— А-а... Я-то думала, медведя накажешь, совсем обнахалился: третьего дня нашу телку задрал на Полом ручье, да жрать-то не стал, а к бому утянул и там валежиной забаррикадировал. Петька Нечунаев с Валентином Пивоваровым, с армии они демобилизовавши, ходили за ним, лабаз ставили или чо... Подранили, говорят, да где... Это ему только раз дай спуску. Коровы все в тайге на отаве. Он быстрехонько мясопоставку наладит себе.
— На Полом ручье? — быстро переспросил Горюхин.
— Ну! Аккурат под бомом он ее решил. В лопухах.
— Так!.. — сказал Горюхин. Прижал подбородок к вороту форменного лесниковского френча. Задумался... — Медведя стреляли, кровил он, когда уходил?
— Да не... Говорят, только рявкал сильно. Уходит, а сам все ревит...
— Это он мог осерчать и рявкать.. Он не любит, когда его с мяса сгонят. Нечунаев с Пивоваровым еще пойдут сидеть на лабазе?
— Валька-то, я видала, пьянехонек был с обеда, а Петька рыбачить уплыл... Мужики все кто в орехах, кто где. По тайге разбежались.
— Телку собаки не учухали? А то растащить все могут...
— Собаки путные все с мужиками ушли. Телку мы увезли. Зырянов лошадь давал. Кишки одни там и есть.
— Ага, — сказал Горюхин, — навряд ли второй раз придет. Он сытый сейчас на орехе. Так-то можно бы сходить... Времени нету у меня. Медведь большой?
— Да ведь, знаешь, глаза-то у страха по плошке... Большой, говорят, пудов восемнадцать.
— Так, — сказал Горюхин, — может, схожу, если время останется.
— Сходи уж. Кроме тебя, кого попросить? Медвежатник известный.
— Сразу если бы. А так опасно. Хуже нет, когда обозлили медведя. Он может первый напасть.
— Это конечно. Не всякий рискнет...
— Один был у меня убитый в Пыге на восемнадцать пудов с половиной...
— Ну-у? Я и говорю, на тебя вся надежда.
Горюхин шел по тайге и уже не думал о Тоне Большой, о директоре Зырянове. Он глядел на тропу, на каменную крошку, просеянную ручьем.
Его ноздри были растворены широко и вбирали запахи спелого леса. Живот Горюхин втянул, сердце гнало по телу кровь, и тело радовалось работе. Он прижимал к себе двустволку и ставил ноги на землю мягко, чтобы его не услышал медведь. Он долго стоял над медвежьим следом, округло, сильно впечатанным в сохлую грязь.

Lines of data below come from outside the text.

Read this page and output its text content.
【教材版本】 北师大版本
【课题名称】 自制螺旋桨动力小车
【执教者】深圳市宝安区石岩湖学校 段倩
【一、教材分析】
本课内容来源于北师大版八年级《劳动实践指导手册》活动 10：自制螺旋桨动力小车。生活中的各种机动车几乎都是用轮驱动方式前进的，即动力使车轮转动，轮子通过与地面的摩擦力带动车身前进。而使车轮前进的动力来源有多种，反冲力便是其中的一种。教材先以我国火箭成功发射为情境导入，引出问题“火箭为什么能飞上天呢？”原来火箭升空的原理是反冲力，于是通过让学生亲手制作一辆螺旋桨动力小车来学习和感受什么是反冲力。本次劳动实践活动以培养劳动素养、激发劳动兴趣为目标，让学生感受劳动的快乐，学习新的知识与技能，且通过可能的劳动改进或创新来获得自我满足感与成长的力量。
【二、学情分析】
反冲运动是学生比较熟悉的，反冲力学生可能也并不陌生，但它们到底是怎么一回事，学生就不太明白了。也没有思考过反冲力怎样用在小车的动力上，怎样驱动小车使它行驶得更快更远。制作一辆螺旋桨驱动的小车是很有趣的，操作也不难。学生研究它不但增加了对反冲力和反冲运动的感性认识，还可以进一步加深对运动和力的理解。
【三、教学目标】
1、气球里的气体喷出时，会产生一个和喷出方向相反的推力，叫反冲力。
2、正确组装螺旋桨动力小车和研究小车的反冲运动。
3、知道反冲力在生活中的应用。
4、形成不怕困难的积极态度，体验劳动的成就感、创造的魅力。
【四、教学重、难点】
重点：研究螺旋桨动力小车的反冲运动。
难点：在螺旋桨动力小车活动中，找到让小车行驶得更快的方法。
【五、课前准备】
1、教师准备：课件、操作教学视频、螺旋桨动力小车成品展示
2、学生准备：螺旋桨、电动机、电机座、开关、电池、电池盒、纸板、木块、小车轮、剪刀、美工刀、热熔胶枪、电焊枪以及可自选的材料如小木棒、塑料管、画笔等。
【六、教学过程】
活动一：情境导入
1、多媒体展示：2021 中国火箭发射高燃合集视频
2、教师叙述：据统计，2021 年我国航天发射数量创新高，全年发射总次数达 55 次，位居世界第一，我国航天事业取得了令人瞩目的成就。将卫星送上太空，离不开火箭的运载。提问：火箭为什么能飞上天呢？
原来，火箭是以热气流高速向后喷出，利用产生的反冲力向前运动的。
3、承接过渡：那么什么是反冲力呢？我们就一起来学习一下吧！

Медведь походил по тайге, не скрывался, ступал как хотел; огромный пятипалый след повещал о силе зверя.
Теплый ягодный запах сентябрьского леса, тропа, рябинки — все словно исчезло. Горюхин видел теперь только медвежий след, пошел еще тише, нагибался, ловил чуть внятный запах загнившего мяса, крови, медвежьих невысохших куч.

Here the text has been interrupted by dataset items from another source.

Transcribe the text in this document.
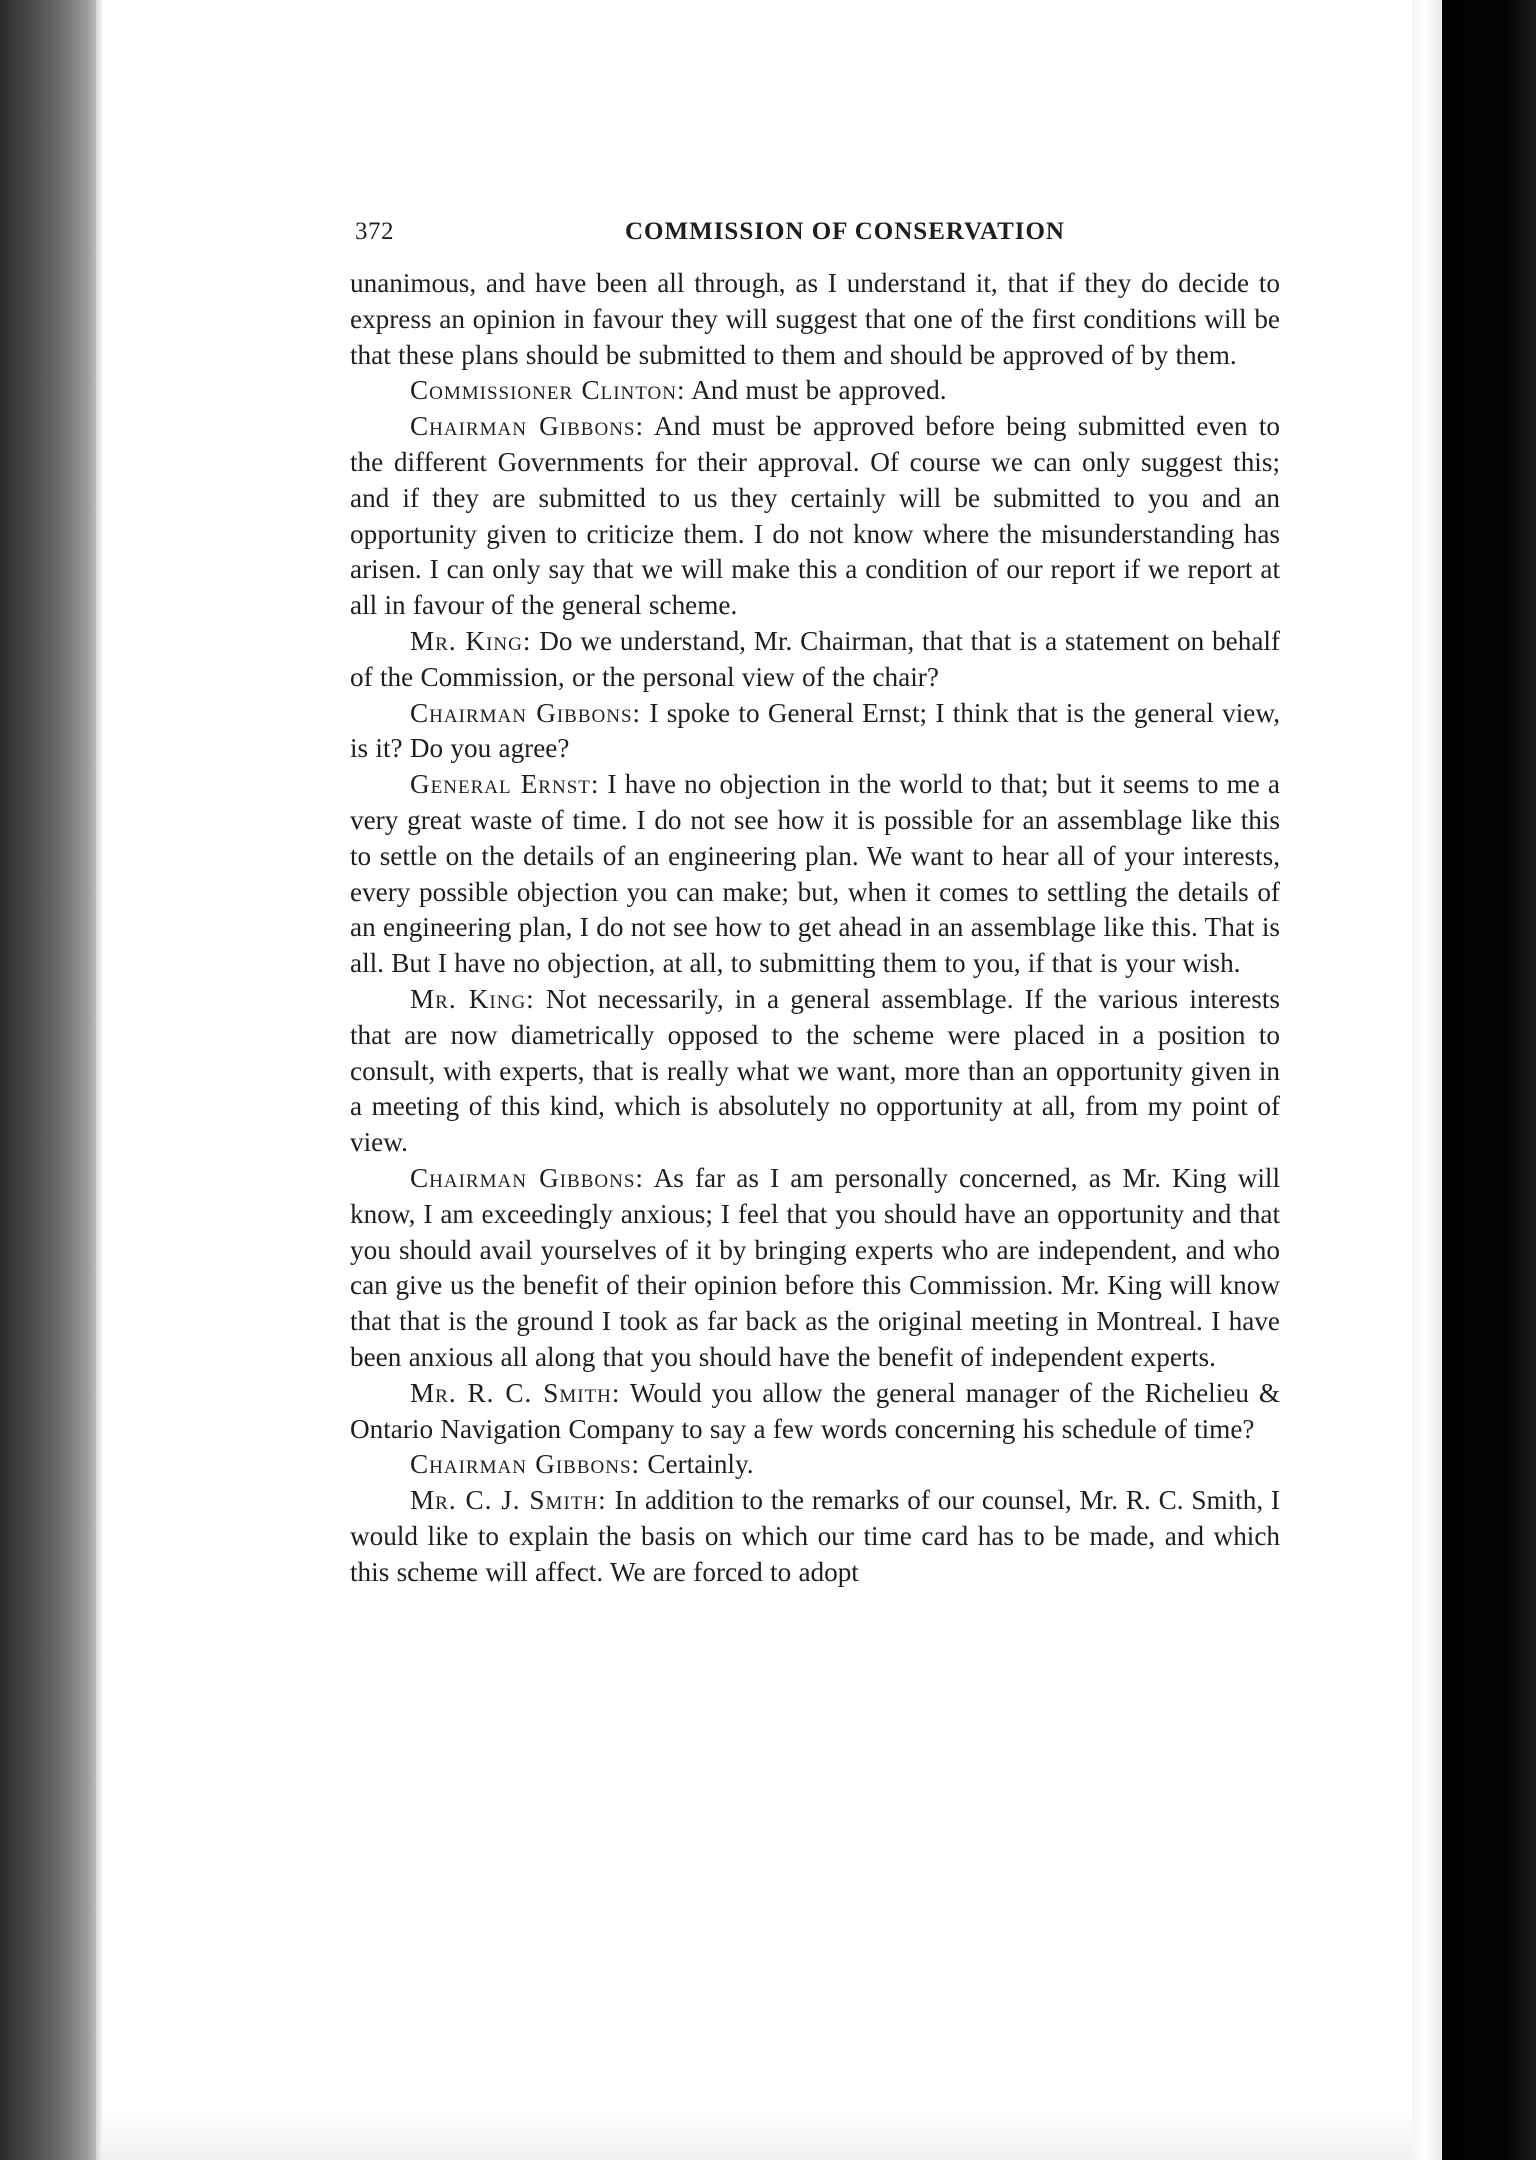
372	COMMISSION OF CONSERVATION

unanimous, and have been all through, as I understand it, that if they do decide to express an opinion in favour they will suggest that one of the first conditions will be that these plans should be submitted to them and should be approved of by them.

Commissioner Clinton: And must be approved.

Chairman Gibbons: And must be approved before being submitted even to the different Governments for their approval. Of course we can only suggest this; and if they are submitted to us they certainly will be submitted to you and an opportunity given to criticize them. I do not know where the misunderstanding has arisen. I can only say that we will make this a condition of our report if we report at all in favour of the general scheme.

Mr. King: Do we understand, Mr. Chairman, that that is a statement on behalf of the Commission, or the personal view of the chair?

Chairman Gibbons: I spoke to General Ernst; I think that is the general view, is it? Do you agree?

General Ernst: I have no objection in the world to that; but it seems to me a very great waste of time. I do not see how it is possible for an assemblage like this to settle on the details of an engineering plan. We want to hear all of your interests, every possible objection you can make; but, when it comes to settling the details of an engineering plan, I do not see how to get ahead in an assemblage like this. That is all. But I have no objection, at all, to submitting them to you, if that is your wish.

Mr. King: Not necessarily, in a general assemblage. If the various interests that are now diametrically opposed to the scheme were placed in a position to consult, with experts, that is really what we want, more than an opportunity given in a meeting of this kind, which is absolutely no opportunity at all, from my point of view.

Chairman Gibbons: As far as I am personally concerned, as Mr. King will know, I am exceedingly anxious; I feel that you should have an opportunity and that you should avail yourselves of it by bringing experts who are independent, and who can give us the benefit of their opinion before this Commission. Mr. King will know that that is the ground I took as far back as the original meeting in Montreal. I have been anxious all along that you should have the benefit of independent experts.

Mr. R. C. Smith: Would you allow the general manager of the Richelieu & Ontario Navigation Company to say a few words concerning his schedule of time?

Chairman Gibbons: Certainly.

Mr. C. J. Smith: In addition to the remarks of our counsel, Mr. R. C. Smith, I would like to explain the basis on which our time card has to be made, and which this scheme will affect. We are forced to adopt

Заря освещала верхушки леса, понизу стало черным-черно.
К шматку засиневшего мяса Горюхин не стал подходить. Он выбрал сырую ложбинку, заросшую лопухами, и лег на живот. Ружье Горюхин нацелил на сильный падальный запах, часто подымал голову, слушал.
В тайге ухал филин да иногда окликали друг дружку вопрошающим свистом крысы-пищухи.
Лежать на земле было холодно, плохо, но Горюхин ничего не замечал: стужа, текущая снизу, была ему нипочем, знобило только от страха; от долгого настороженного глядения в темноту ему казалось, что березы толпятся, кружат, а елки то приседают, то поднимаются в медвежий рост.
Горюхии лежал, дожидался большого зверя и думал о сынишке, о пацане. Всегда он думал о нем на медвежьих охотах. Как сядут они на шкуру, пацан его спросит: «Папка, а в которое место стрелил?» Он отыщет в мохнатом ворсе круглую дырку и скажет: «В сердце». Он чуял кудрявые мягкие волосы сына, а кто мать сынишки, не знал. Только мечтал о сухом, теплом вечере, чтобы сидеть на шкуре вдвоем с пацаном и чуять в своей ладони его мягкие волосы...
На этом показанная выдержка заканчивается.